Well, that may be unfair: as Andrew Malcolm notes, if Obama hadn’t spent the last month trying to convince people that his 3.6 trillion dollar budget was a good idea it might have slipped even further than the recent Gallup poll shows that it has. Which means that he’s saved or created – what? Five, six points on the polls?

Looking at the poll itself, it’s interesting to see how an outside-the-margin of error result can be framed as ‘holding steady.’ 46/26/30 for/against/don’t know enough last month versus 39/27/33 this month, and support for it has slipped down the Republican/Democratic/Independent line. Although possibly the most embarrassing part of this whole thing for the administration is that the aforementioned media blitz – personal, online, televised, radioed, phone called, and for all I know, messenger pigeoned – didn’t have a better than a margin-of-error effect on the American public’s awareness of the issue. Admittedly, they were already pretty aware, but the Obama administration was looking for a win here, not a no-decision.

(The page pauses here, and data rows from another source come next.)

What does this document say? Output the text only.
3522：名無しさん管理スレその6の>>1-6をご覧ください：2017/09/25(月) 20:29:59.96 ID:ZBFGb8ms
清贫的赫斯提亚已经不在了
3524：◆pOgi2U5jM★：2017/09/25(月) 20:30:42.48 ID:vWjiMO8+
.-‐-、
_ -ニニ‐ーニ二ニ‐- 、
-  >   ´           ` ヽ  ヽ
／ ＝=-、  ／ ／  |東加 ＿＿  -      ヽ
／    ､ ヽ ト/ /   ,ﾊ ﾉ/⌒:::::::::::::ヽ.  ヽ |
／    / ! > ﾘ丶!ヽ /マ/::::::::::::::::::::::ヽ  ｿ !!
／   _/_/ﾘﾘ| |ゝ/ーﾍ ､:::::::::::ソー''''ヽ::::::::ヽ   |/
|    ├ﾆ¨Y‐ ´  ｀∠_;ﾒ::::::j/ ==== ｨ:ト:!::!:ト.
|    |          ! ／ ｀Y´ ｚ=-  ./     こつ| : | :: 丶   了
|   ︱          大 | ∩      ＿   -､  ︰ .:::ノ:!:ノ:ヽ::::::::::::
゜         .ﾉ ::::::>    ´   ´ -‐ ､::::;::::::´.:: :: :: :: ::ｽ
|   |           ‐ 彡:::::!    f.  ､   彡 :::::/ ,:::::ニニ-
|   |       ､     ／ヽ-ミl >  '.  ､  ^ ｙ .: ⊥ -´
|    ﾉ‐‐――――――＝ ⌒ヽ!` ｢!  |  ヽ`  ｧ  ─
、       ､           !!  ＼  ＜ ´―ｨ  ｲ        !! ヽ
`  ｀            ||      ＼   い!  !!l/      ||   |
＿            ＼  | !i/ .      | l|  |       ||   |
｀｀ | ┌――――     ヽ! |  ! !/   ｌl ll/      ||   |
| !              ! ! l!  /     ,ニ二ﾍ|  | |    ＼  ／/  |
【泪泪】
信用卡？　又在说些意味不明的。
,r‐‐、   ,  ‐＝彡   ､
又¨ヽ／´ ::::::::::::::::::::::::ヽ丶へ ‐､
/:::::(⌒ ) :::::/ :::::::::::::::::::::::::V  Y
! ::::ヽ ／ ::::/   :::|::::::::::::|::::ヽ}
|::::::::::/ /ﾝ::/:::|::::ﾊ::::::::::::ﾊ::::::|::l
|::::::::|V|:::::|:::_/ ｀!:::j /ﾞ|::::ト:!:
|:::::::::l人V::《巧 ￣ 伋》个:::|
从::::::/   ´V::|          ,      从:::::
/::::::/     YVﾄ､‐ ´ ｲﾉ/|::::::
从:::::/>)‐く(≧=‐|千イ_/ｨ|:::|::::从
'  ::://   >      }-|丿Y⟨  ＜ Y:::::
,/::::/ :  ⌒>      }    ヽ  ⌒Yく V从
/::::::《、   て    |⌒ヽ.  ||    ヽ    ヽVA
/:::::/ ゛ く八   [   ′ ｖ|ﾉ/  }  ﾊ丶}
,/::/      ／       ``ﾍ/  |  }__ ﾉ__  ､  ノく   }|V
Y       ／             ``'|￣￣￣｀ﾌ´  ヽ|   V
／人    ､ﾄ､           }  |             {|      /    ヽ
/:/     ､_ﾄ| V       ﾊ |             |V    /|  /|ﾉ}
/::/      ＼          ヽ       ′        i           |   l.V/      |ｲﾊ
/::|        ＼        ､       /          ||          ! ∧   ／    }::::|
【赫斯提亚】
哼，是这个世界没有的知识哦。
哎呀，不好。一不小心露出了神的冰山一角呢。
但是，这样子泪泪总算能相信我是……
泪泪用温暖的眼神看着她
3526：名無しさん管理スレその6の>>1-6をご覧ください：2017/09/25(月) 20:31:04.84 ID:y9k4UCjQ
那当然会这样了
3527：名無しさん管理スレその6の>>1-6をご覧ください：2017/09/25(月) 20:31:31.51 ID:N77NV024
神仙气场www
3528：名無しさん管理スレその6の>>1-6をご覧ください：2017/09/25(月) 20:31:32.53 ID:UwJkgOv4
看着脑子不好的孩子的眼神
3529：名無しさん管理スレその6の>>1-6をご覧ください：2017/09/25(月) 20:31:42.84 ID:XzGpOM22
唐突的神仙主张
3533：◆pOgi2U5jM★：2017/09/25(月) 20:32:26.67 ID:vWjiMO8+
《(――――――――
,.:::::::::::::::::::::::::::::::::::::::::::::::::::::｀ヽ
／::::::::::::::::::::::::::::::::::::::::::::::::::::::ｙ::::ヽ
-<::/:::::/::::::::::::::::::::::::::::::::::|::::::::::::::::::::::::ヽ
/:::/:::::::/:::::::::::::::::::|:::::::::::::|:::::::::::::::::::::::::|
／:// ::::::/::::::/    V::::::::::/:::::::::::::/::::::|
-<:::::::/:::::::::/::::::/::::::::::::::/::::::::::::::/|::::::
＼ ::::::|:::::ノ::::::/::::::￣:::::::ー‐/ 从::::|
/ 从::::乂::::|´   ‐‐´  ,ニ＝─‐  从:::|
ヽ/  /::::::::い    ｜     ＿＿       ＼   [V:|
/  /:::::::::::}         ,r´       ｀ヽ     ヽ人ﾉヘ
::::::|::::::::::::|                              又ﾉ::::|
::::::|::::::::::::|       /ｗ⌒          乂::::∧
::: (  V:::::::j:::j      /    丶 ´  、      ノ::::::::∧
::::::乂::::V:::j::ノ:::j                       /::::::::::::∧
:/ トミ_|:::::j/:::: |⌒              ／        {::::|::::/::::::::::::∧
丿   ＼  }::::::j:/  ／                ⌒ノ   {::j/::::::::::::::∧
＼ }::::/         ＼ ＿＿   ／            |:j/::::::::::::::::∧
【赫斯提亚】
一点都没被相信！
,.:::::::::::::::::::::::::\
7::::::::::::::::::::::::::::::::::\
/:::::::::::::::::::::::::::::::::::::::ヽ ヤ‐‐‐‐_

Analyzing the results: while neither the supporters or the opponents of the administration’s budget are in a position to claim a popular mandate for their position, the former are in a worse tactical place than the latter. People don’t much like the idea of spending insanely large amounts of money when the economy’s on the verge of collapse, and right now the country’s about three bad days in a row away from assuming precisely that. The Obama administration would be better off – a lot better off – if it would just accept at this point that most of the President’s domestic policy plans were crafted under the assumption that the Dow would be somewhere around 11K and that consumer confidence wouldn’t be at single digits. Of course, the consequences of that would mean slashing the budget, which would infuriate most of his truly hardcore supporters and possibly even cost him the next election – but it’d be better for the country, and that’s really supposed to be his main motivation.

Besides, this way he’d avoid Jimmy Carter’s fate of being cursed behind his back by his own party apparatus at every opportunity.